WHITFIELD: And our Jacqui Jeras is going to be along to give us an idea exactly where Hurricane Irene is now and what it's expected to do over the next 24 hours or so. We'll be right back with much more of our continuing coverage of Hurricane Irene.


WHITFIELD: All right, Hurricane Irene continues to make its way up the coast of North America. Jacqui Jeras now in the hurricane headquarters. This is impacting a whole lot of people, not if you just live along the Eastern Seaboard, but this is going to impact people really across the country. JERAS: Yes, this goes well inland. It's a very large storm. In fact, the cloud field is about 850 miles wide right now. And as you take a look at this image, you can just see how huge and how massive this thing is. And as it makes its way out of the Pamlico Sound and heading on up north towards Elizabeth City, and then eventually up towards Virginia Beach, it's a Category 1 storm right now, maximum winds 85 miles per hour, kind of in the mid-range of Category 1 storms.

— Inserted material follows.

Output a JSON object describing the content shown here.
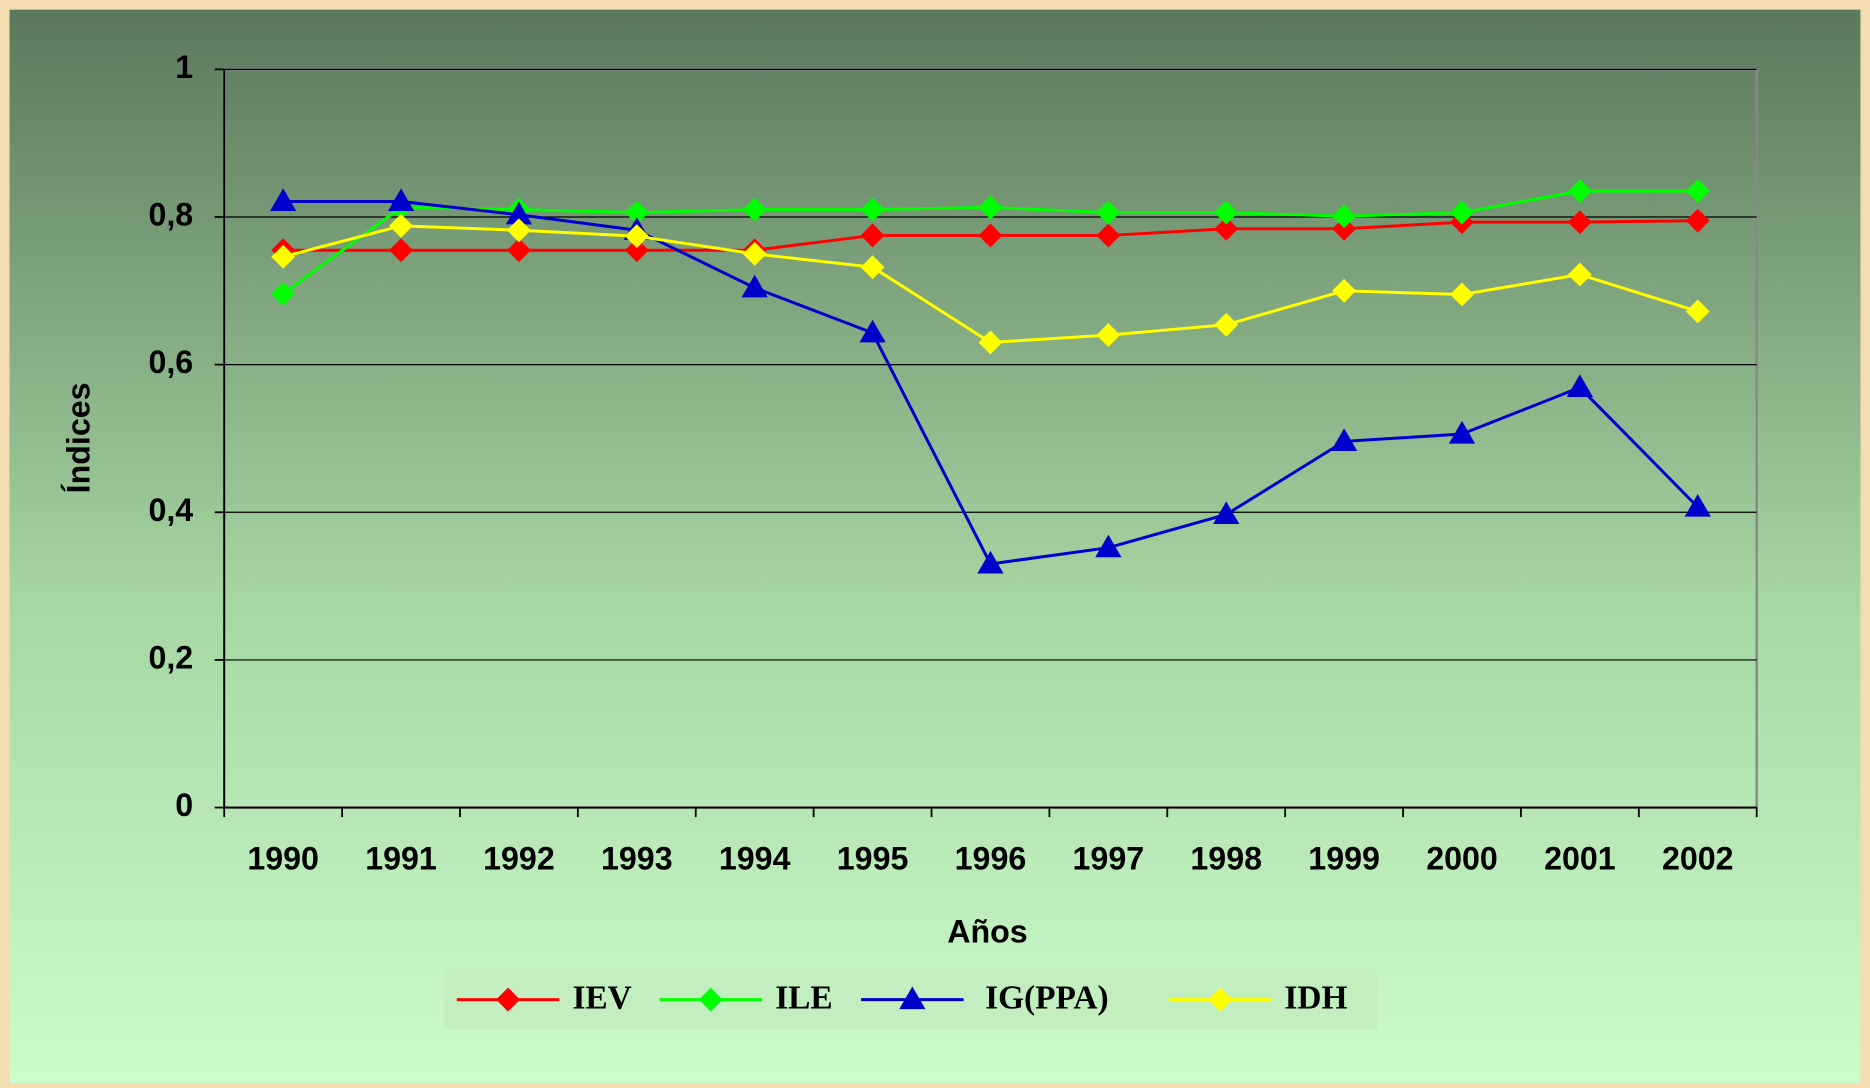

And it has weakened just a little since, you know, earlier this morning, but we're expecting very little additional weakening, so we need to be prepared for that Cat 1 as it moves through the mid- Atlantic today and then heads into the Northeast as we head in tomorrow.

Let's talk a little bit more about this impact, OK? This is a computer model that we get from the government. And what this does is it assesses wind damage. So this doesn't include the damage from things like storm surge or those rough waves coming in or anything like that, or the flooding that we're expecting, which there will be a lot of. This is just primarily wind. And we're expecting that anywhere between 35 to 40 million people are going to be impacted with 50-plus-mile-per-hour winds.

So most of the damage then is going to be occurring on when we call the "bad side" of the storm or the dirty side of the storm. As the storm travels up to the north, the winds accelerate in the right front quadrant. And on the back side of it, the winds are a little bit weaker. So you can see as the path goes through, much of that damage up towards the coast. SO that was up towards Norfolk.

One thing to point out here as you head up towards the mid-Atlantic, towards Washington, D.C. -- look at that. They're not even in the low range of $100,000 in terms of damage. However, we do still expect to see some tree damage there and some power outages.

Take a look up towards Philadelphia, again, the worst of it over here into Jersey. As we head on up towards New York City, that's where we're going to see some of the worst of it over here into Long Island, over towards the Hamptons, into Montauk, New York City itself looking around less than $100,000. But as much as a million dollars worth of damage as you head up into parts of Massachusetts and into Rhode Island.

So this is a massive storm, total economic losses potentially $1.1 billion. That's a whole lot of damage for a whole lot of people.

WHITFIELD: It sure is, and it'll have a ripple effect in so many different ways. We're going to get back into that a little bit later on.

Thanks so much, Jacqui Jeras. Appreciate that.

Our live coverage of Hurricane Irene continues in just two minutes.